From the Weekly Standard.
CNN has projected that Mitt Romney will win Sunday’s primary in Puerto Rico, and Romney will most likely receive all 20 of Puerto Rico’s delegates. Romney had the support of Puerto Rico’s Republican governor, Luis Fortuño, and was expected to win handily.
But Robert G. de Posada, the former president of the conservative Latino Coalition, has an op-ed at the Daily Caller charging that Romney “sold out his conservative principles” in order to win big in the Caribbean territory. De Posada points out that Congress has often required territories with large non-English speaking populations to agree to use English officially within government and in schools before allowing those territories to achieve statehood. Romney, he says, pandered to pro-statehood sentiments in Puerto Rico while ignoring this precedent as well as his own position back on the mainland:
On Thursday, Romney called a radio station in San Juan (Noti-Uno) for an interview with a local reporter. When asked if he would support requiring that English became the principal language of government as part of a petition for statehood, Romney said no. When asked if he thought the legislature should have English as the principal language, once again Romney said no. He even opposed requiring English in the courts and public schools.
In Louisiana and Alabama, Mitt Romney is for English as the official language of the United States. In 2008, when Romney sought the GOP nomination, he was upfront about his opposition to bilingual education and his support for ending it in Massachusetts. But in Puerto Rico, he is a strong advocate of bilingualism and opposes requiring the state to make English the principal language of the legislature, courts and public schools. This only makes sense in the Romney World of Flip Flops.
But Romney took it a step further. He stated that a simple majority of 50% + 1 was enough for him to aggressively support statehood for Puerto Rico. As Rick Santorum said during his trip to Puerto Rico, “We need a significant majority supporting statehood before it’s considered. Why would we want a state where nearly half of its residents do not want to be part of the Union?”
Santorum should be commended for staying true to his conservative principles even when it was not politically convenient. Santorum could have pandered to the pro-statehood governor of Puerto Rico in order to get the 20 delegates at stake, but instead the former senator spoke the truth and told Puerto Rican voters a reality they needed to hear.
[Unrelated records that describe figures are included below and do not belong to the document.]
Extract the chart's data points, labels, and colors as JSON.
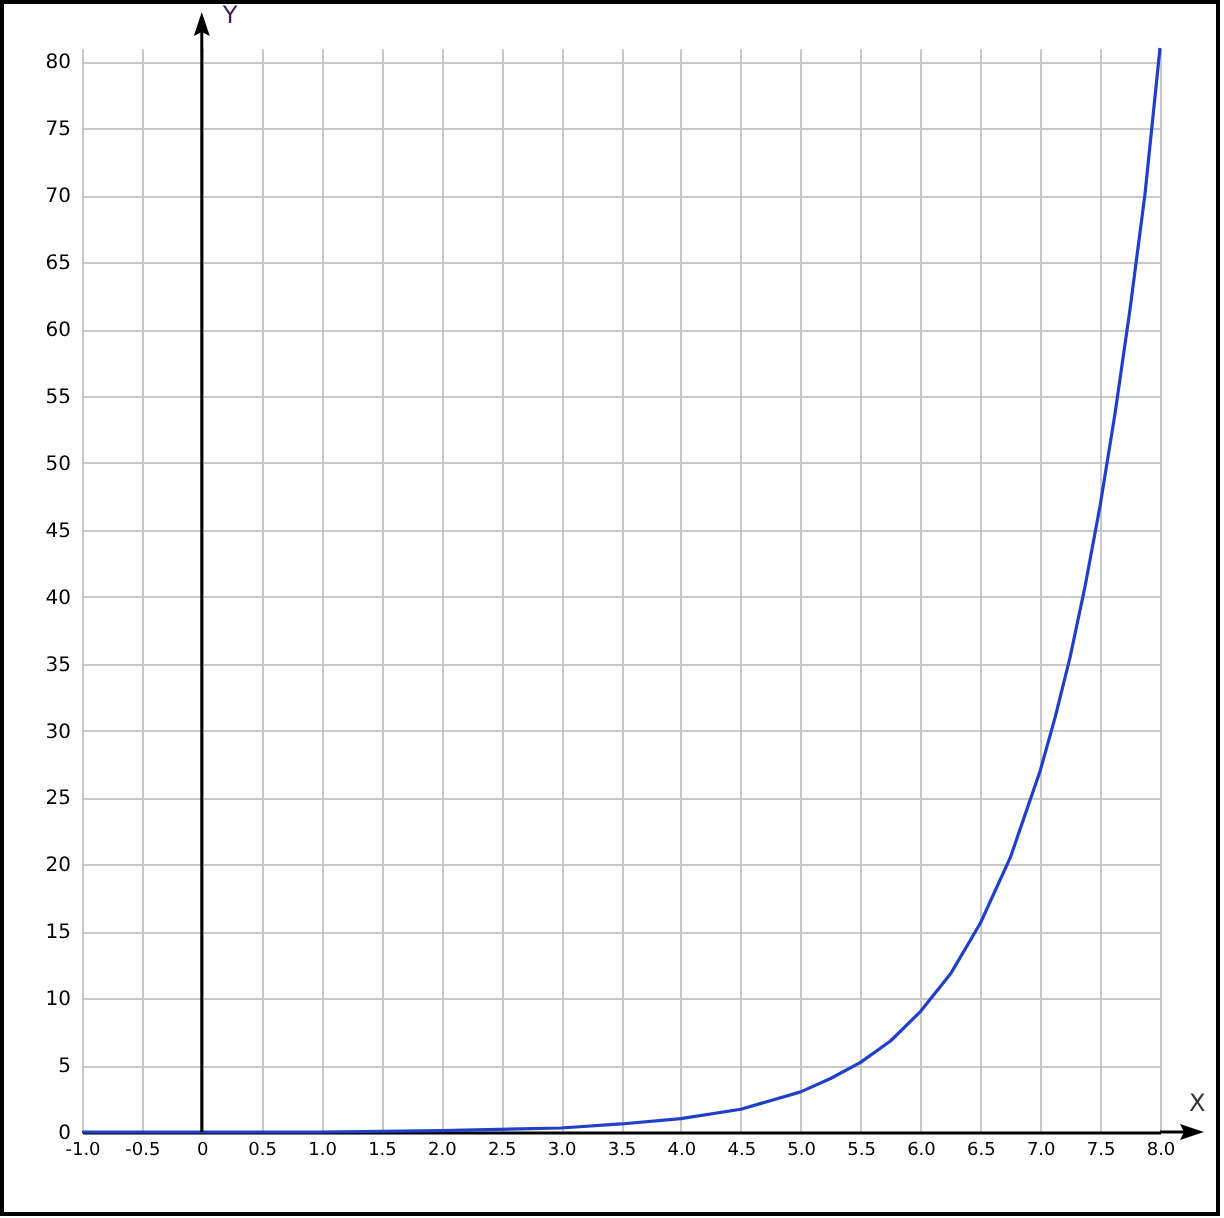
{
  "chart_data": {
    "type": "line",
    "xlabel": "X",
    "ylabel": "Y",
    "x": [
      -1,
      0,
      1,
      2,
      3,
      3.5,
      4,
      4.5,
      5,
      5.25,
      5.5,
      5.75,
      6,
      6.25,
      6.5,
      6.75,
      7,
      7.125,
      7.25,
      7.375,
      7.5,
      7.625,
      7.75,
      7.875,
      8
    ],
    "series": [
      {
        "color": "#2040c8",
        "values": [
          0,
          0,
          0,
          0.1,
          0.3,
          0.6,
          1,
          1.7,
          3,
          4,
          5.2,
          6.8,
          9,
          11.8,
          15.6,
          20.5,
          27,
          31,
          35.5,
          40.8,
          46.8,
          53.7,
          61.5,
          70.1,
          81
        ]
      }
    ],
    "xlim": [
      -1,
      8
    ],
    "ylim": [
      0,
      81
    ],
    "xticks": [
      {
        "value": -1,
        "label": "-1.0"
      },
      -0.5,
      0,
      0.5,
      {
        "value": 1,
        "label": "1.0"
      },
      1.5,
      {
        "value": 2,
        "label": "2.0"
      },
      2.5,
      {
        "value": 3,
        "label": "3.0"
      },
      3.5,
      {
        "value": 4,
        "label": "4.0"
      },
      4.5,
      {
        "value": 5,
        "label": "5.0"
      },
      5.5,
      {
        "value": 6,
        "label": "6.0"
      },
      6.5,
      {
        "value": 7,
        "label": "7.0"
      },
      7.5,
      {
        "value": 8,
        "label": "8.0"
      }
    ],
    "yticks": [
      0,
      5,
      10,
      15,
      20,
      25,
      30,
      35,
      40,
      45,
      50,
      55,
      60,
      65,
      70,
      75,
      80
    ],
    "grid": true,
    "marker": "none",
    "line_style": "solid"
  }
}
Immediately after, Romney’s campaign started attacking Santorum and maliciously twisting his comments, telling voters that the former senator was advocating “English-only” and was against Spanish.
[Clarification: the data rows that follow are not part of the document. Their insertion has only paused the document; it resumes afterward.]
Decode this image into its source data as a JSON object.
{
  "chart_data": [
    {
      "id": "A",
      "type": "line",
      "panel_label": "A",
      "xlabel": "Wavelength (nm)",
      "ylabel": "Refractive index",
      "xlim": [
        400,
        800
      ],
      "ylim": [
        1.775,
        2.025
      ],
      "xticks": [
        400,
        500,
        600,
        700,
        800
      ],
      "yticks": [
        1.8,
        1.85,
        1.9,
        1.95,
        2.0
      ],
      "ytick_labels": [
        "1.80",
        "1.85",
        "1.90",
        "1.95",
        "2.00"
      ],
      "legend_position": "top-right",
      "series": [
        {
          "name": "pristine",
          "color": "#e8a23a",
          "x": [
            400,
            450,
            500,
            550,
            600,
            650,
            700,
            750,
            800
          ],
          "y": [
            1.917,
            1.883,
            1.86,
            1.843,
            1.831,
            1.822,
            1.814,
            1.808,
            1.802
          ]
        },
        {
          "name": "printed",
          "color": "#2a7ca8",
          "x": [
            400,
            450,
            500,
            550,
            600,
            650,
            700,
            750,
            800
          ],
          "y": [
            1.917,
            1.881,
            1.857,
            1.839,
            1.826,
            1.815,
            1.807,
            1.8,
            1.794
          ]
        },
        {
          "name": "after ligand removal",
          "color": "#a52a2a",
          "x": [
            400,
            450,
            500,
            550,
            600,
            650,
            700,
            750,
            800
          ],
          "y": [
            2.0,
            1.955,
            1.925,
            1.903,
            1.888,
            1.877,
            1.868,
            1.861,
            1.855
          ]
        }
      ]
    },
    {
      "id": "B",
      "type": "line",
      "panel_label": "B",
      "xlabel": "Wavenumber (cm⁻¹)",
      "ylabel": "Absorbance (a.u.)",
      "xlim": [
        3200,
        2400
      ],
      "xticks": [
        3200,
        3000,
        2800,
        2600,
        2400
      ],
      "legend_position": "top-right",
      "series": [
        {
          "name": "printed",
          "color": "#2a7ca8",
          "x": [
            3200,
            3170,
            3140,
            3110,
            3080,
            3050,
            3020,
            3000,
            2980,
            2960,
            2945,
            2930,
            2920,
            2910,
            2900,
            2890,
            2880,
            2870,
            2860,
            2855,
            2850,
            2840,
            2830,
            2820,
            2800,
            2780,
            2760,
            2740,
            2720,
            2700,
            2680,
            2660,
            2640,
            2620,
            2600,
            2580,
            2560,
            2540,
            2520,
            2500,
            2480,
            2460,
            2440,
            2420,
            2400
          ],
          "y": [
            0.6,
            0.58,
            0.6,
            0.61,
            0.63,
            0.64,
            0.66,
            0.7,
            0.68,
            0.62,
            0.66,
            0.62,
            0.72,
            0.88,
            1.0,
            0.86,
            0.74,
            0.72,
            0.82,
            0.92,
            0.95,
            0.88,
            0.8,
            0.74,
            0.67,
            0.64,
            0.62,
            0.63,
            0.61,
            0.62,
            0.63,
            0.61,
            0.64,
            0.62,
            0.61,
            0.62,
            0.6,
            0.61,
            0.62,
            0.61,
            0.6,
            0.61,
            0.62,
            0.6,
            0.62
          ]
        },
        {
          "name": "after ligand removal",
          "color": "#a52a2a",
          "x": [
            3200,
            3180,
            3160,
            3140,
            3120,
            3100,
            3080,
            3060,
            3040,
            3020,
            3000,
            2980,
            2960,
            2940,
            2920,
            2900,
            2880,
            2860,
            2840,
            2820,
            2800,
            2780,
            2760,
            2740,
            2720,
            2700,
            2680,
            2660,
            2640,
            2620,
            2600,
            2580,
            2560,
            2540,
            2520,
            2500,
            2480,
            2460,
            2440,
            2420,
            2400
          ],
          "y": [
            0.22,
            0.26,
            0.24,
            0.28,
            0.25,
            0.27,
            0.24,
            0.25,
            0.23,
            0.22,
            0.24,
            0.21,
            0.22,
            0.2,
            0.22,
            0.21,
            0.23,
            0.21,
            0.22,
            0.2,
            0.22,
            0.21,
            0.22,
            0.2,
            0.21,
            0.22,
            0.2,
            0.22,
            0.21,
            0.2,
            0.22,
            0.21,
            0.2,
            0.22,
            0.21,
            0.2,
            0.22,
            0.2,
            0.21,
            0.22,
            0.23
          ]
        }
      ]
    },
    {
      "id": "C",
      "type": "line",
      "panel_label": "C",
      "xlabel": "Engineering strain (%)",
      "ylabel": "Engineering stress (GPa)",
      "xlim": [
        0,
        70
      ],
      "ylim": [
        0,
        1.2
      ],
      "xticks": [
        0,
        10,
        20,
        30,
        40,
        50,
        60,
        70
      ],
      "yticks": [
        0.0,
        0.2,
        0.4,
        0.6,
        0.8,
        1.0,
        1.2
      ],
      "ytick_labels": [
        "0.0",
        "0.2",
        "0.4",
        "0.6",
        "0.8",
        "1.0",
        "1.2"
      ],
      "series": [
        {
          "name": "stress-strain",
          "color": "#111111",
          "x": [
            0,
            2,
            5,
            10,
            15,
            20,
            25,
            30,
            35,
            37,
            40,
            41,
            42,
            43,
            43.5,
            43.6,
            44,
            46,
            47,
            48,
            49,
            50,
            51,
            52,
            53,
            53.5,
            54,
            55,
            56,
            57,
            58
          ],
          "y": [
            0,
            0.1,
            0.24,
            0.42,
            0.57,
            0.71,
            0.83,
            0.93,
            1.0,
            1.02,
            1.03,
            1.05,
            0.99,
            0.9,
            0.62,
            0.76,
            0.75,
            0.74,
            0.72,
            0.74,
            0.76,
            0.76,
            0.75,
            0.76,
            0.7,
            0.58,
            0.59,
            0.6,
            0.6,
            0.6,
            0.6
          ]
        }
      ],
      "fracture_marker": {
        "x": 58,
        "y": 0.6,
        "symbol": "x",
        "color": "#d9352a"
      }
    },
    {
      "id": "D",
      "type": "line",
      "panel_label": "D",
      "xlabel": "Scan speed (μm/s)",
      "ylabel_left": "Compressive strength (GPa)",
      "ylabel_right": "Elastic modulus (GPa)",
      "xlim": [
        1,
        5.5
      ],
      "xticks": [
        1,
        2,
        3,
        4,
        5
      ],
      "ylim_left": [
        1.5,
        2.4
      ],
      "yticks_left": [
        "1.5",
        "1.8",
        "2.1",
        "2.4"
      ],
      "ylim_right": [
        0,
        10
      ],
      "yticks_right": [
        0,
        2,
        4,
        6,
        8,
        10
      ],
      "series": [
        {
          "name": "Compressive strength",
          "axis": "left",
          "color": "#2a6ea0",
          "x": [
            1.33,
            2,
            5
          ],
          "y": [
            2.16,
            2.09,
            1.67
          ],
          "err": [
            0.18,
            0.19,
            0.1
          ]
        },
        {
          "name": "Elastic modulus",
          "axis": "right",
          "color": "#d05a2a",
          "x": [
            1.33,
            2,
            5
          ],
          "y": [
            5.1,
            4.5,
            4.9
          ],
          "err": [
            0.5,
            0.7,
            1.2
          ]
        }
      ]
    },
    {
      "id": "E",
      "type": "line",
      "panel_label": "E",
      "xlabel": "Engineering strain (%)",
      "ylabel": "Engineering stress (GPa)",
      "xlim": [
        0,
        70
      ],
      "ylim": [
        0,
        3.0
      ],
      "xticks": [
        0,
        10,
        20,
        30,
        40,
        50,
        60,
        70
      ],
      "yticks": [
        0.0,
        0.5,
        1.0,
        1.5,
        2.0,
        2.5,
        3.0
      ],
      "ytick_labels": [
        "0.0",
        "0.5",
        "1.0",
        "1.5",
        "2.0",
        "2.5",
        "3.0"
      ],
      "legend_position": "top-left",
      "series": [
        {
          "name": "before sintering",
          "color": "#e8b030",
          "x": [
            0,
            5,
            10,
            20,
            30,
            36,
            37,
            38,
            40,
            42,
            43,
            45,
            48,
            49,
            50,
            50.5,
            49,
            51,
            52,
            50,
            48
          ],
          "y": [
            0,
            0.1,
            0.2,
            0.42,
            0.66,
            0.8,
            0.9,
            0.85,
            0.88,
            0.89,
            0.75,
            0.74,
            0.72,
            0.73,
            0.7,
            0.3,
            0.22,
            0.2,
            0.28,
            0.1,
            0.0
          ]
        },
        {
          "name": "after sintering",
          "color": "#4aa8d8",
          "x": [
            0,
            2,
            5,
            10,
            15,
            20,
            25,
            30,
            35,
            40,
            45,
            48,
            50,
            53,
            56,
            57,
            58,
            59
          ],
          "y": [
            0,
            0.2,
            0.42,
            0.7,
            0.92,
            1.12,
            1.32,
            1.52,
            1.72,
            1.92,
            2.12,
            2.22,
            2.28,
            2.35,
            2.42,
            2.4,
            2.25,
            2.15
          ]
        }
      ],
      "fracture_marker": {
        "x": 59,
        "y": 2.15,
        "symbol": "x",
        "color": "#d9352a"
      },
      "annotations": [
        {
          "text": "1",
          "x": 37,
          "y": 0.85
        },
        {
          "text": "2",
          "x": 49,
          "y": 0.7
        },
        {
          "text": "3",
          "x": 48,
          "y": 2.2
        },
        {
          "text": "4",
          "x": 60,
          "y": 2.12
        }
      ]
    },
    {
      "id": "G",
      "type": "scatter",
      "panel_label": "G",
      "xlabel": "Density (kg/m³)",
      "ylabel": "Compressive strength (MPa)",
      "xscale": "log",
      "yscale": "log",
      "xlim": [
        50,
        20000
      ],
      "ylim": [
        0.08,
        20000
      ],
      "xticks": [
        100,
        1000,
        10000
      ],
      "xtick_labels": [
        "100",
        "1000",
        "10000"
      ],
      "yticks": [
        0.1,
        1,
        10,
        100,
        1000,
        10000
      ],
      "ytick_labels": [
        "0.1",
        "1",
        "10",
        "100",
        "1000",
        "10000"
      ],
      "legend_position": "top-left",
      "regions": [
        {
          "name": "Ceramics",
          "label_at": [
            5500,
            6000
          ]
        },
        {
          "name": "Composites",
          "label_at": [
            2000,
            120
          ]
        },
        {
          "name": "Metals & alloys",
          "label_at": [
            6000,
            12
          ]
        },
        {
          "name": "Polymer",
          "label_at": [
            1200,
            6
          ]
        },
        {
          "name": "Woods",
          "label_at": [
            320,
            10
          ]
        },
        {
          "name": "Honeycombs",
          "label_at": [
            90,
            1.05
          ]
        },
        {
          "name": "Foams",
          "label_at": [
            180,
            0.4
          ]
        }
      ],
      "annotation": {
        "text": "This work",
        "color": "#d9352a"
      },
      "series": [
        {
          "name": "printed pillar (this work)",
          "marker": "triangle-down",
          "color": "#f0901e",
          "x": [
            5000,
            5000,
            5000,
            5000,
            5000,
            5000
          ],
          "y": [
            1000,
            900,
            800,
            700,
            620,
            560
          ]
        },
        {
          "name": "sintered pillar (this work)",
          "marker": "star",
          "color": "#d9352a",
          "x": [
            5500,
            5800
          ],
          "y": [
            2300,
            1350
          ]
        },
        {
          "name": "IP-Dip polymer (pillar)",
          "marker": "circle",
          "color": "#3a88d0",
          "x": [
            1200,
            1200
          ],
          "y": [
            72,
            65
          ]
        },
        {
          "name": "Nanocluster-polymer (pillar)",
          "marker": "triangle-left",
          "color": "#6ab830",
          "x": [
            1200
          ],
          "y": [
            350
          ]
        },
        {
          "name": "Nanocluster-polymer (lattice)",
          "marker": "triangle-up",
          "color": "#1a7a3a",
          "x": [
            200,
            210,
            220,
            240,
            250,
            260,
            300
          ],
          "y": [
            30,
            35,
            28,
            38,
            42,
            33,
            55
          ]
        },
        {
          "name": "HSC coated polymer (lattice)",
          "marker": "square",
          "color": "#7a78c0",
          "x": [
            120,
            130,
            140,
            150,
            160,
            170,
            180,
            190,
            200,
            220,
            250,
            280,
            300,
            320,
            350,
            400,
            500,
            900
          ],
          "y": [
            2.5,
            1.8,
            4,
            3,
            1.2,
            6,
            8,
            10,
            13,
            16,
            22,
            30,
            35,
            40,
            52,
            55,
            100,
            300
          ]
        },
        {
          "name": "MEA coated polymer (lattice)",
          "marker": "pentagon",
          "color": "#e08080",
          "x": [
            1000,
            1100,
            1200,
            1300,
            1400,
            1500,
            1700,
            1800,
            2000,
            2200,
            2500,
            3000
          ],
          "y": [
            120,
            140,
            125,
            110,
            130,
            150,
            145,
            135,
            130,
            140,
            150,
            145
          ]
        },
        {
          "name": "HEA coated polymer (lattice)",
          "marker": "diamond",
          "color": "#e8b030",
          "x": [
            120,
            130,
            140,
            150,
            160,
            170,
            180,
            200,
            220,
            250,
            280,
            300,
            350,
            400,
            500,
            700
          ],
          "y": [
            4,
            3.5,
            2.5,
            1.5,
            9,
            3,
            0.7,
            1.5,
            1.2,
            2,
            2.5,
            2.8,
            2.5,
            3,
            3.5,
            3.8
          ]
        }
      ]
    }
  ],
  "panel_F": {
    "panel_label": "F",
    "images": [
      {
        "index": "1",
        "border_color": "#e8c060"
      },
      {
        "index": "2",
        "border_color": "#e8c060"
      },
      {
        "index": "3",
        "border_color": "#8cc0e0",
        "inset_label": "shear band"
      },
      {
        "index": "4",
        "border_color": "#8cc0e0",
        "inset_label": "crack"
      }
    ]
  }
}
In contrast to what the Romney campaign said, Santorum Puerto Rico would have to stress English in addition to Spanish, before getting statehood.
Rick Santorum Wednesday became the first Republican presidential hopeful in this election to visit Puerto Rico before the island commonwealth’s Sunday primary, taking a controversial stand on statehood that he was forced to defend this morning after losing a key supporter.
[...]“What I said is English has to be learned as a language and this has to be a country where English is widely spoken and used, yes,” Santorum told reporters, stating that the use of English should be a “condition” if Puerto Rico is to become a state. The island, he said, “needs to be a bilingual country, not just a Spanish speaking country.”
“I think English and Spanish – obviously Spanish is going to be spoken here on the island – but this needs to be a bilingual country, not just a Spanish-speaking country, and right now it is overwhelmingly just Spanish speaking. But it needs to have, in order to fully integrate into American society, English has to be a language that is spoken here also and spoken universally,” Santorum explained.
“I think that would be a condition. I think it’s important. And I think if you talk to most parents, they want their children to learn English. It is essential for children in America to be able to speak English to fully integrate and have full opportunities,” he added. “I don’t think we’re doing any more than, you know, people who come to America on the mainland. We’re not doing them any favors by not teaching them English.
There is a clear contrast between these two men: Mitt Romney is not a good man. He just says what people want to hear in order to win, and then when elected he will govern like a pro-abortion, pro-gay-marriage, tax-and-spend liberal – that’s what he did in Massachusetts.